Agricultural Automation
Thoughts after reading the 2022 FAO State of Food and Agriculture Report
Automation for Agriculture and Food Production
Farming and food processing are both hard work. Back-breaking work. Just watching the videos that the United Farm Workers has recently released shows how much physically demanding this work is.
Farmers, farm workers and food workers get little choice.
We get some choice how our food is produced. If we are lucky, we can buy food from a local farm, know our farmer, and pay a decent amount for their manual labor.
I would love to read a report that discusses this hard work, recognizes that small farms grow something like 70% of our food, and suggests methods of making that work less arduous. Automation which works for small sustainable farmers.
I understand from watching vlogs by SheepishlyMe how automation of tractors, combine harvesters, seeders, fertilizers really helps. The tractors drive themselves. This works for cereal crops including soy grown in large fields. Fields that are 15, 20 acres or more.
There is similar technology for small farms growing produce except that it isn’t cost effective as each automation may have to be adapted for each crop and each farm. The nature of the land, especially if it is hilly or otherwise marginalized, means the adoption of automation is even more challenging. Small farmers lack the capital to finance such equipment.
Many farmers live without electricity, without decent infrastructure, which limits their ability to obtain, run, and repair machinery. Hand-held and animal-driven tools are easy to use and repair, are less environmentally destructive than motorized tractors, and may have many roles on a farm.
Perhaps automation and other technology could make farming easier, environmentally friendly, and support food sovereignty?
Unfortunately, the 2022 State of Food and Agriculture (SOFA) report from the Food and Agriculture Organization of the UN doesn’t answer this question and fails to even mention food sovereignty. Nowhere in the report is there the impression that the report authors talked to farmers and asked them what they wanted. The Executive Summary read more like an advertisement for automation and technology companies.
The focus of this report was using adaptive technologies for intensive sustainable agriculture with a claim that technology like motorized equipment is essential for food production. In this case, it seems intensive sustainable agriculture is mostly a way to slightly tweak conventional agriculture to make it appear environmentally friendly.
The report recommends governments encourage automation by making the introduction “neutral”, a recognition that equipment costs money, favoring richer and larger farm owners.
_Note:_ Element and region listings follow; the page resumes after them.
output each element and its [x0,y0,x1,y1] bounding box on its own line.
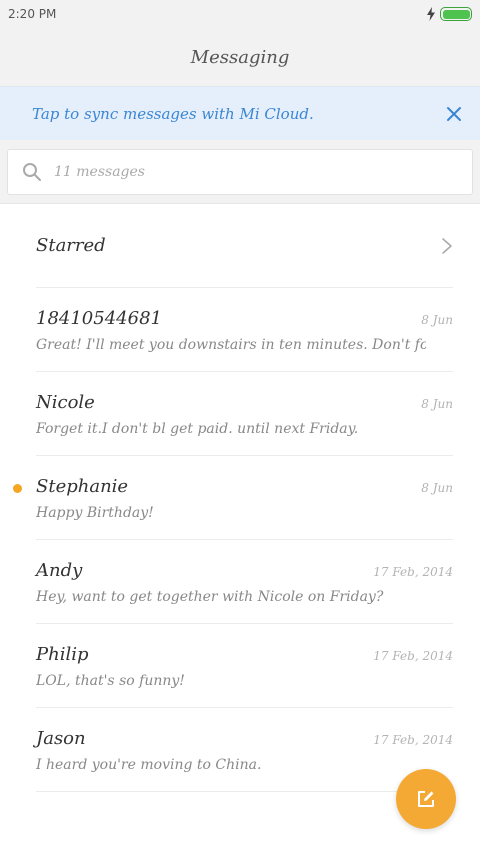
message-preview: Hey, want to get together with Nicole on… [36,589,384,605]
message-date: 8 Jun [421,481,453,495]
search-area [0,140,480,204]
starred-row[interactable]: Starred [36,204,453,288]
compose-button[interactable] [396,769,456,829]
sync-banner-text: Tap to sync messages with Mi Cloud. [32,104,314,123]
compose-icon [418,791,434,807]
app-header: Messaging [0,28,480,86]
message-preview: I heard you're moving to China. [36,757,262,773]
message-date: 8 Jun [421,313,453,327]
contact-name: 18410544681 [36,308,162,329]
starred-label: Starred [36,235,106,256]
conversation-row[interactable]: Philip 17 Feb, 2014 LOL, that's so funny… [36,624,453,708]
message-preview: Great! I'll meet you downstairs in ten m… [36,337,426,353]
search-input[interactable] [54,164,434,180]
message-preview: Forget it.I don't bl get paid. until nex… [36,421,359,437]
search-icon [23,163,41,181]
sync-banner[interactable]: Tap to sync messages with Mi Cloud. [0,86,480,140]
battery-fill [442,9,470,19]
conversation-row[interactable]: Andy 17 Feb, 2014 Hey, want to get toget… [36,540,453,624]
page-title: Messaging [190,46,290,68]
unread-indicator [13,484,22,493]
message-date: 17 Feb, 2014 [373,649,453,663]
chevron-right-icon [442,237,452,254]
contact-name: Andy [36,560,83,581]
contact-name: Nicole [36,392,95,413]
close-icon [447,106,461,121]
conversation-row[interactable]: Jason 17 Feb, 2014 I heard you're moving… [36,708,453,792]
contact-name: Philip [36,644,89,665]
contact-name: Stephanie [36,476,129,497]
battery-icon [440,7,472,21]
conversation-row[interactable]: Nicole 8 Jun Forget it.I don't bl get pa… [36,372,453,456]
status-time: 2:20 PM [8,7,57,21]
contact-name: Jason [36,728,86,749]
conversation-list: Starred 18410544681 8 Jun Great! I'll me… [0,204,480,792]
message-preview: LOL, that's so funny! [36,673,185,689]
message-date: 17 Feb, 2014 [373,733,453,747]
close-banner-button[interactable] [444,104,464,124]
conversation-row[interactable]: Stephanie 8 Jun Happy Birthday! [13,456,453,540]
search-box[interactable] [7,149,473,195]
message-preview: Happy Birthday! [36,505,154,521]
message-date: 8 Jun [421,397,453,411]
charging-icon [427,7,435,21]
message-date: 17 Feb, 2014 [373,565,453,579]
conversation-row[interactable]: 18410544681 8 Jun Great! I'll meet you d… [36,288,453,372]
status-icons [426,7,472,21]
status-bar: 2:20 PM [0,0,480,28]
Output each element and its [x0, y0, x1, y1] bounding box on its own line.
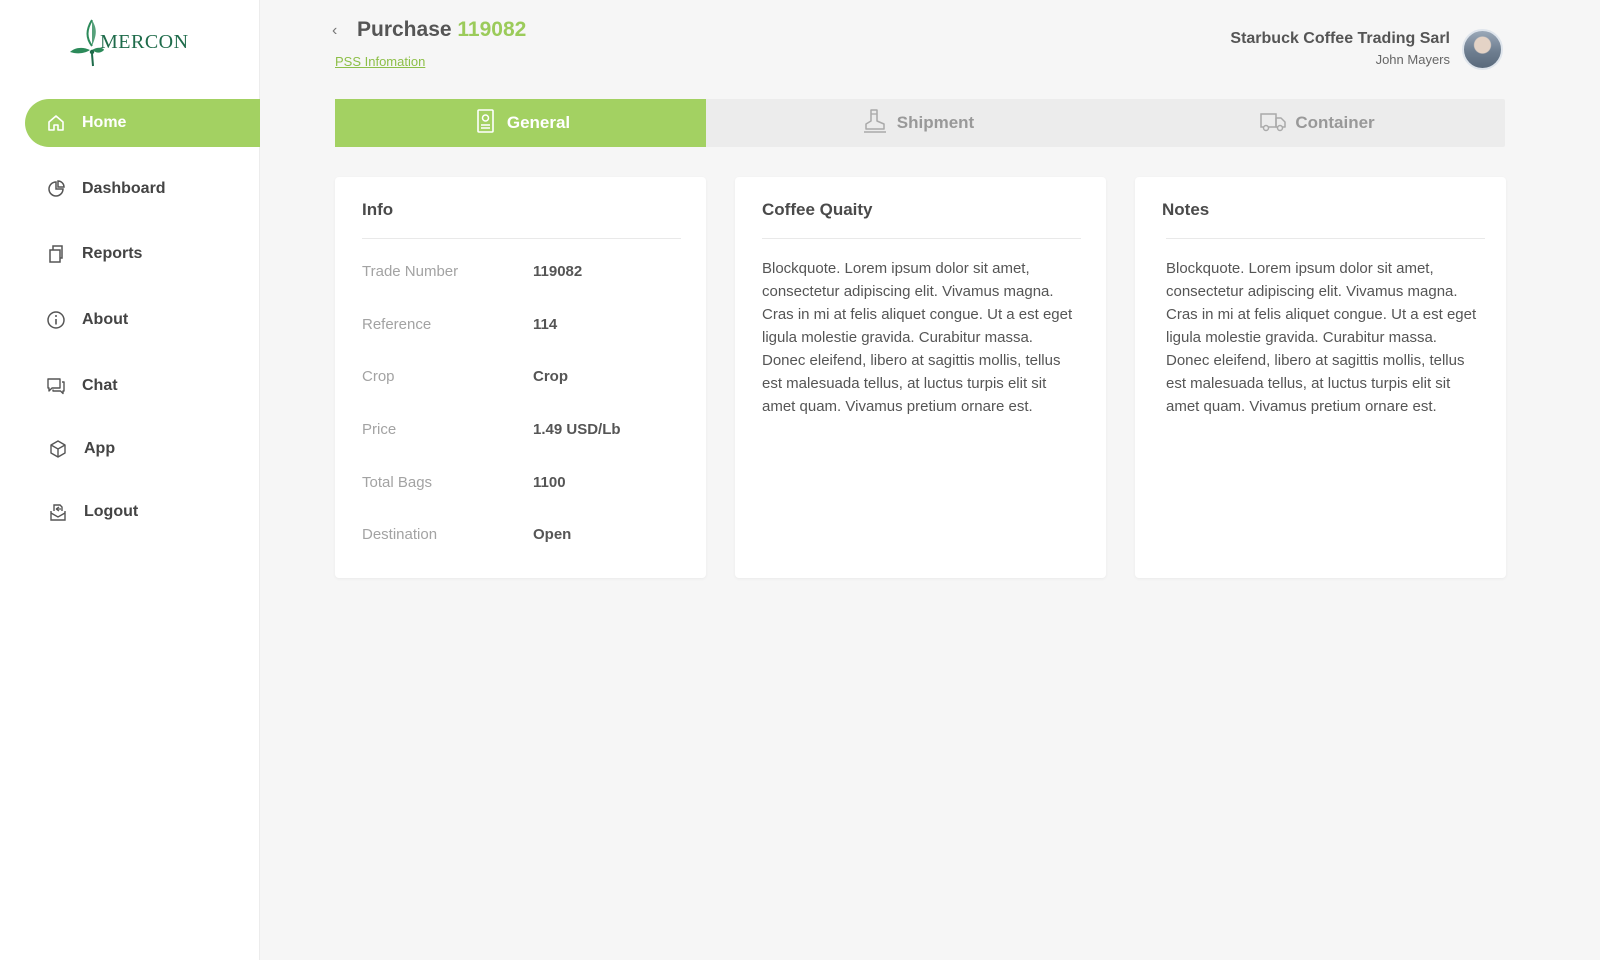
logout-icon — [47, 501, 69, 523]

The report recommends governments update infrastructure to provide jobs for people put out of work by mechanization, to provide renewable energy to run motorized equipment and modern technology, and to provide financial support for small farmers so they can afford to adopt new motorized equipment.
I would love to read a report that freely and honestly discusses that challenges facing small farmers with recommendations on how technology may lessen the challenges of farming, while maintaining biodiversity, and being cost-effective.
Farming is fucking hard work.
I don’t see technology helping especially if it is market driven rather than farmer driven. We’ll end up with the same result we saw after the Green Revolution: small farmers forced off their land, going out of business, and over time, not that long in the future, more loss of soil and clean water.